The study showed that receiving mental health services did not depend on respondents' demographic or socioeconomic characteristics but rather on whether they had approached general practitioners and family doctors for reasons related to mental or emotional health and also on the nature of their clinical presentation. Although income adequacy was associated with receiving mental health services in the crude analysis, the results indicated that this association was due to the confounding effect of chronicity of depression. Clinical presentation—as represented by the last three categories of characteristics in
Table 2—appears to be an important determinant of decisions made by general practitioners and family doctors about providing services. These findings have intervention implications.

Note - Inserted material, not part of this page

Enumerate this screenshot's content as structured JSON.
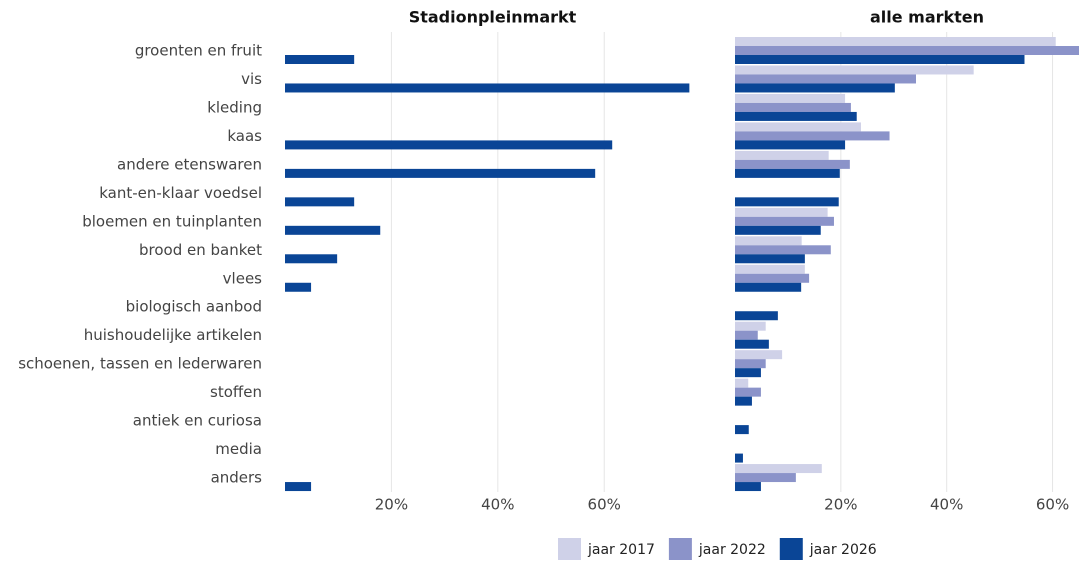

If successful and effective patient education and antistigma programs can be established, patients with major depression may be more willing to disclose their depressive symptoms to general practitioners and family doctors. As a result, these patients may be more likely to receive appropriate mental health services.

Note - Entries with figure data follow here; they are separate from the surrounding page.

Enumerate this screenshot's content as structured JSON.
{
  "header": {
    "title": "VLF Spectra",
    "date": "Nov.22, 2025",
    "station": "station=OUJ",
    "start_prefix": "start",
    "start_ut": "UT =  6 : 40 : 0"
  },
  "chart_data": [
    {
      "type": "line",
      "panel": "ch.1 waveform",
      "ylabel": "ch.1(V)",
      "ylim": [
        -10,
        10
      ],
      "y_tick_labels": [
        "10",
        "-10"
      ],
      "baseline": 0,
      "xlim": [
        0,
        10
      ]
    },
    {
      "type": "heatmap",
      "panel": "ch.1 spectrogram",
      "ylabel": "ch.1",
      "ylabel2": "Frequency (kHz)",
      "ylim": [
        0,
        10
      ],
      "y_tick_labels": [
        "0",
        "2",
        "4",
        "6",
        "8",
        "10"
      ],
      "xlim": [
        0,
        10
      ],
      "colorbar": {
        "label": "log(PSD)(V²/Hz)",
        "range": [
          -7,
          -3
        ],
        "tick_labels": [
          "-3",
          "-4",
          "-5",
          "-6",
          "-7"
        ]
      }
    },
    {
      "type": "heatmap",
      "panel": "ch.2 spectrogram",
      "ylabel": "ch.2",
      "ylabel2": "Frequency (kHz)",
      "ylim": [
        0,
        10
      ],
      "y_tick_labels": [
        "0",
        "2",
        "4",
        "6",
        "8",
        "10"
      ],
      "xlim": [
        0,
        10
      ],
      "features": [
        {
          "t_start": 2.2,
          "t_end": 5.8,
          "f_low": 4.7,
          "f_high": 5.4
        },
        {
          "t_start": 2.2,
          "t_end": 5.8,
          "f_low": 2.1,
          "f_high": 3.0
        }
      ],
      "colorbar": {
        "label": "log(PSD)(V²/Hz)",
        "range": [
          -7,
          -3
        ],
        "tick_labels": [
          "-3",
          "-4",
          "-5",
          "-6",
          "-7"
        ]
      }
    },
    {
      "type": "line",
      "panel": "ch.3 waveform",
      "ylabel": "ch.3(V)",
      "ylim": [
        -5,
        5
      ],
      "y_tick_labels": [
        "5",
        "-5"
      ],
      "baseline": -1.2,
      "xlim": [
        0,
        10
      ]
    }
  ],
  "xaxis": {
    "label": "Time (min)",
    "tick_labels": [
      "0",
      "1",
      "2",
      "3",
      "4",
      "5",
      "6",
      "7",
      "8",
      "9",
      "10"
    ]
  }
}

Being referred to a mental health specialist was not related to impairment or to the duration of depressive symptoms. The proportion of respondents with depressive symptoms lasting eight weeks or longer was higher among the referrals than among the nonreferrals, but this difference was not statistically significant. There are several possible explanations. An important factor in the mental health referral process is the doctor-patient relationship (
15). Other important factors include the availability of specialized mental health professionals in a specific region, patients' fear of being stigmatized, the organization of the primary care delivery system (
16,
37), poor communication between general practitioners and specialists, and cumbersome intake procedures in mental health services (
40). From the NPHS perspective, some of the nonsignificant results could be due to the relatively small number of respondents who had visited general practitioners and family doctors for mental or emotional health problems (N= 153). Some individuals with chronic depression and severe impairment may have refused participation or may have been institutionalized at the time of interviews and may therefore not have been included in the NPHS. Consistent with previous studies, we found that younger people were more likely to be referred to mental health specialists (
15,
22).
A little more than 40 percent of patients who had contacted general practitioners and family doctors for any reason had received mental health services, indicating that these physicians appear to have recognized a large proportion of individuals with depression and provided mental health services by either prescribing antidepressants or referring patients to a specialist. There is evidence that primary care clinicians are sensitive to meaningful clinical cues such as family history and previous treatments in diagnosing depression (
41). However, their diagnoses, as well as related referrals, may be affected by many factors, as discussed earlier. This particular finding was like those of previous studies in which a significant proportion of persons with mental disorders were recognized and treated by general practitioners and family doctors (
12,
15,
42). However, there is room for improvement. Only a small proportion of those with a major depressive episode were referred to mental health professionals. Some with chronic depression and severe impairment were not referred, and a significant proportion did not receive any mental health services.